Finally, we used our ancestral-state dataset to reconstruct the expansion and contraction of the ACGT motif patterns at each major ancestral node as well as at the root (Fig. 7). Our analysis indicates that ~130 ACGT motifs were present in the common ancestor of H. pylori at the root, dated at ca. 100,000 years according to previous studies49. From there, the motif pattern expanded at the hpAfrica1/Asian node whereas it contracted in the hpAfrica2 node mainly because of deamination. The expansion continued between the hpAfrica1/Asian node and the hpAfrica1 leading to a higher number of ACGT motifs observed in modern Africa1 strains. On the opposite, the motif patterns contracted between the hpAfrica1/Asian and the Asian nodes leading to a severe reduction in the number of motifs.

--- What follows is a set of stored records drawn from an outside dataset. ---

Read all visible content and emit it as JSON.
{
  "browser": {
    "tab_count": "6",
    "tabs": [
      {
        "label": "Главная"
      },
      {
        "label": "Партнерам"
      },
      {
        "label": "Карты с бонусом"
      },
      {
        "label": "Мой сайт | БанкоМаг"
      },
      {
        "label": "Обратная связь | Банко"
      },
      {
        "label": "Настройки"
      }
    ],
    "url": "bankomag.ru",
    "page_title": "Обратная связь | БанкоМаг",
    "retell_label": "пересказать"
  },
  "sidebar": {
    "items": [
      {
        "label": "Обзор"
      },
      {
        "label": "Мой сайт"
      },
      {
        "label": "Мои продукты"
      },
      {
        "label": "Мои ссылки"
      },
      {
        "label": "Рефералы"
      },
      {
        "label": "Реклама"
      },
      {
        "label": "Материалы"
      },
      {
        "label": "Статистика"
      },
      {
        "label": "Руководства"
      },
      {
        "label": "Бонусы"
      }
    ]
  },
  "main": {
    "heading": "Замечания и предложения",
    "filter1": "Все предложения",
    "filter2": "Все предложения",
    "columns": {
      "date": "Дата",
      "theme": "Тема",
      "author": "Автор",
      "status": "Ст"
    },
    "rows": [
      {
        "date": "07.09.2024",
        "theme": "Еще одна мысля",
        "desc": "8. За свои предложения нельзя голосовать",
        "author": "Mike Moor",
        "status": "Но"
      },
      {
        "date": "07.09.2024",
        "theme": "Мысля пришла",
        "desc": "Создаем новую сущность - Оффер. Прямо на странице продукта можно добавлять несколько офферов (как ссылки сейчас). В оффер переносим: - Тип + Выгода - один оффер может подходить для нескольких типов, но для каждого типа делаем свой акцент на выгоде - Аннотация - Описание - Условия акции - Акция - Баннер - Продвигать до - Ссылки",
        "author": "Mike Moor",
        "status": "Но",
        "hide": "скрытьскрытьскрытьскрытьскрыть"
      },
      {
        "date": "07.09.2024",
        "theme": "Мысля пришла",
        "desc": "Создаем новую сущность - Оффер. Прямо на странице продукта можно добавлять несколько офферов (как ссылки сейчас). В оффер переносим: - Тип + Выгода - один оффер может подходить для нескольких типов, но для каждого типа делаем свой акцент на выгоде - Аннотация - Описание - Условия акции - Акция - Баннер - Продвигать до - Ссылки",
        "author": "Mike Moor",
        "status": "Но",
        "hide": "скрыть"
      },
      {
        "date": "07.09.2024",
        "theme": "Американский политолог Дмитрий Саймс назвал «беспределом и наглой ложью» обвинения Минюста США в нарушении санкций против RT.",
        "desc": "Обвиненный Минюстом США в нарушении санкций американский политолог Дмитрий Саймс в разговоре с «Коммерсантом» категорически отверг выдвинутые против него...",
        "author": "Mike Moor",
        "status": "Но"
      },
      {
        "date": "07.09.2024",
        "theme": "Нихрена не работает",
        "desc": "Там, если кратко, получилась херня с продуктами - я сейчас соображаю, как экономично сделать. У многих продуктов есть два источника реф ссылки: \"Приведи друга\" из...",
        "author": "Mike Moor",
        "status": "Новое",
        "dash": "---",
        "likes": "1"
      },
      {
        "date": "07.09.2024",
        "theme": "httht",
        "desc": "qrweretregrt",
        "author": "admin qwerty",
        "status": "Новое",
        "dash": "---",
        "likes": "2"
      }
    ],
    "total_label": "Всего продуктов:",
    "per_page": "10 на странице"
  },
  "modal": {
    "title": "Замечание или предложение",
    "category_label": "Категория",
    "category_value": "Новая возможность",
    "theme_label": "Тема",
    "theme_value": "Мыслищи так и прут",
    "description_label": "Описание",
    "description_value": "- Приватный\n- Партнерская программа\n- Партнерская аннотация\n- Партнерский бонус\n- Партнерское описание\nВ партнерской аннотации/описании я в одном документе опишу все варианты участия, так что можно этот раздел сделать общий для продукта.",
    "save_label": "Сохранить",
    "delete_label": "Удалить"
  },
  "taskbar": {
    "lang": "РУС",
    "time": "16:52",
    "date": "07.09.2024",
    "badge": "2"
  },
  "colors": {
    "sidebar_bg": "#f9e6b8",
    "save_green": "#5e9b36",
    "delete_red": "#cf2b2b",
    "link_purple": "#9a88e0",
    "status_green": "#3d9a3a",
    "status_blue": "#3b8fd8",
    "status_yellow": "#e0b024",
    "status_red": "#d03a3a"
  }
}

Interestingly, the contraction seemingly slowed down in the hpAsia2 node but appeared to accelerate in the East-Asia node, explaining the unusually low number of motifs seen in the modern East-Asian H. pylori population. Overall, the population-specific trends of contraction and expansion across those genetically distinct geographical populations indicate that external factors, such as the host physiology or the local environment, are having a selective effect on the evolution of the ACGT methylation patterns. Furthermore, the strong positive selection pressures which are likely required to expand and maintain the ACGT motifs in hpAfrica1, in contrast to the negative selection pressures needed to purge most of the motifs in hpEastAsia, would suggest the ACGT motif may have a role in the evolutionary fitness of H. pylori.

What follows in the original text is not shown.